In the demo, the bot asks to speak to a representative and then responds to the agent’s questions with a series of simple replies. The conversation is stilted, with the bot taking long pauses before answering, indicating that the software still needs some polish.

Nevertheless, its creators claim it can help with a variety of “legal negotiations”, like phoning an airline to get a refund on a cancelled flight.

“This is the perfect use case for AI,” Browder said in a tweet. “Nobody has time to argue on the phone about $12!”

While the idea of designating Sisyphean admin work to an AI may sound appealing, it also raises questions of privacy and security. In most cases, phoning up customer support will generally require you to answer a series of identifying questions. However, not everyone will feel comfortable handing over such sensitive info, like passwords and financial details, to a bot.

In addition, banks now use voice-identification systems to confirm your identity, which analyses more than 100 aspects of your speech, from your accent and pronunciation to the size and shape of your mouth. It’s difficult to see how this new bot could fool those systems into thinking it was a real person, especially due to its unnatural way of speaking.

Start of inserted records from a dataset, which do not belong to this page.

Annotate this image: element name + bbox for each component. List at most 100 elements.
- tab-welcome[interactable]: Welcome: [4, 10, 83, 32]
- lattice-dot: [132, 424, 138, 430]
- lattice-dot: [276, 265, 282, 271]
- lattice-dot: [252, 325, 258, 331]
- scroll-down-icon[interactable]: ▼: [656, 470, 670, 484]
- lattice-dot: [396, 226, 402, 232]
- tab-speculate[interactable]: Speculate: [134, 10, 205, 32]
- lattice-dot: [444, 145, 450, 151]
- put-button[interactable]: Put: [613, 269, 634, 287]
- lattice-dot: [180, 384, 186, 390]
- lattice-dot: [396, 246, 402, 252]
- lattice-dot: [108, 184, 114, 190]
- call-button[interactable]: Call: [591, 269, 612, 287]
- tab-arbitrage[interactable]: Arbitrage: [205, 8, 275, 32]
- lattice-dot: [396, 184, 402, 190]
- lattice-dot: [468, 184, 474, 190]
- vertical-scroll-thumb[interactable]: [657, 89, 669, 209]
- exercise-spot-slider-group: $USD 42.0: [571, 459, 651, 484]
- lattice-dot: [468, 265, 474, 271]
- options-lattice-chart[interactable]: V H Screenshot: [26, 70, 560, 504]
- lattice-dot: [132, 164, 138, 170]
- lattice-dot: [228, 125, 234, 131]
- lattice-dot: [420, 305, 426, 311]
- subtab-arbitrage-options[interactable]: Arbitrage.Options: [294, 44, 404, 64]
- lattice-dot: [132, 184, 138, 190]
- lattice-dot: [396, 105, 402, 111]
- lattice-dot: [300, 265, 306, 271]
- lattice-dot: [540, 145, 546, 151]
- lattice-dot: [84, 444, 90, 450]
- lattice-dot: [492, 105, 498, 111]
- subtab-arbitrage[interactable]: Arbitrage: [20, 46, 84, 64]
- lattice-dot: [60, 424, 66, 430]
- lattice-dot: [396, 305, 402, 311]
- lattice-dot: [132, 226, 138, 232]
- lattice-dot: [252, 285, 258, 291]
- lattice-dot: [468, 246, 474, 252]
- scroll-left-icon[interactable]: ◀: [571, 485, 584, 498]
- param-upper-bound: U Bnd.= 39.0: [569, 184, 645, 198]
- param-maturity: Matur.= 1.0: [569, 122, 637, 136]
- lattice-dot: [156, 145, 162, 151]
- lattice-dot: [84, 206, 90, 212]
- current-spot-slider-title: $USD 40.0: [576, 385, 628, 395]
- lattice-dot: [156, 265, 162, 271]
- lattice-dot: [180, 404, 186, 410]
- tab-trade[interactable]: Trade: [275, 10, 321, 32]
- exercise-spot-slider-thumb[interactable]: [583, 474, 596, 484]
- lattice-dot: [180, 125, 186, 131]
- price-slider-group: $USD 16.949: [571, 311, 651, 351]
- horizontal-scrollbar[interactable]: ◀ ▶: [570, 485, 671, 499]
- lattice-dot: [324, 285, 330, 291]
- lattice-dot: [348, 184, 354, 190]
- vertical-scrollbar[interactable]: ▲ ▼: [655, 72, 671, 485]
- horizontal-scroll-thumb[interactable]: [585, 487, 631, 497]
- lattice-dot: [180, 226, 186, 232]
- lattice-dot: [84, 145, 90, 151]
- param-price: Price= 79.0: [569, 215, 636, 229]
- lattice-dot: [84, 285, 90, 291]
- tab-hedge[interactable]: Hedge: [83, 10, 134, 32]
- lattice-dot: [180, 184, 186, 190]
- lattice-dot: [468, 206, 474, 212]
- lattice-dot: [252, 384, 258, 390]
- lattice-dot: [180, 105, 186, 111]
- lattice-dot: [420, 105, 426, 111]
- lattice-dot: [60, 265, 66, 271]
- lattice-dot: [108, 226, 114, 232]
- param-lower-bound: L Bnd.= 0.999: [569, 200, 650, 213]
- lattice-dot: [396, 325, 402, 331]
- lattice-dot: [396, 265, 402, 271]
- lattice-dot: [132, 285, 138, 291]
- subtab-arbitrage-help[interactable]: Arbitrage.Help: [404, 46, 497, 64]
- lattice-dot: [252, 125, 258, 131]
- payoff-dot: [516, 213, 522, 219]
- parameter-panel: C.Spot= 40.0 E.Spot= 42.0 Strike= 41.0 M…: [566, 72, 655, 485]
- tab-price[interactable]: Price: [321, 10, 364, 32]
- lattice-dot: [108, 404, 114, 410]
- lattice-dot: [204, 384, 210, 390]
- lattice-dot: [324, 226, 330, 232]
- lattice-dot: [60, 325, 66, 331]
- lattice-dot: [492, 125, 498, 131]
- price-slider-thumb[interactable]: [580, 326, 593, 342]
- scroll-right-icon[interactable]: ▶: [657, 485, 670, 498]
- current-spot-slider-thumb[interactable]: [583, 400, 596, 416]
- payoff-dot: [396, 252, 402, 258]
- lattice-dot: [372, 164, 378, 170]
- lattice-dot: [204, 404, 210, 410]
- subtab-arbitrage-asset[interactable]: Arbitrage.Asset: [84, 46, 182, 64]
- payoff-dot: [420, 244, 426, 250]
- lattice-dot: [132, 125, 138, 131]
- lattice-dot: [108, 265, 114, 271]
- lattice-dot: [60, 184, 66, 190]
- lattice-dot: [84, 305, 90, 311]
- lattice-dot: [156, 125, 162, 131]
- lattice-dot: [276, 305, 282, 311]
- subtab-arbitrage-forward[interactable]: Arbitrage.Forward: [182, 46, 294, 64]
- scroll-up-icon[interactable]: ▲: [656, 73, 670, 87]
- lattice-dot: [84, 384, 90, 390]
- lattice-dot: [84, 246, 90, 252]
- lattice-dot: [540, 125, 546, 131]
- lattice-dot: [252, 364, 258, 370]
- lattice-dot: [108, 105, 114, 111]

According to Browder, Wells Fargo bank lets you override its voice biometrics system by pressing a button on your phone keypad and entering your cash machine pin. Again, that’s info that you’d presumably have to enter yourself or hand over to the bot.

Ultimately, those limitations could restrict the bot to completing low-level or partial tasks that don’t require too much security.

Do Not Pay created the AI tool using a mix of existing and proprietary tech, including Resemble.ai, a site that lets you create an AI voice; GPT-J, an open-source casual language model; and Do Not Pay’s own AI models for the script.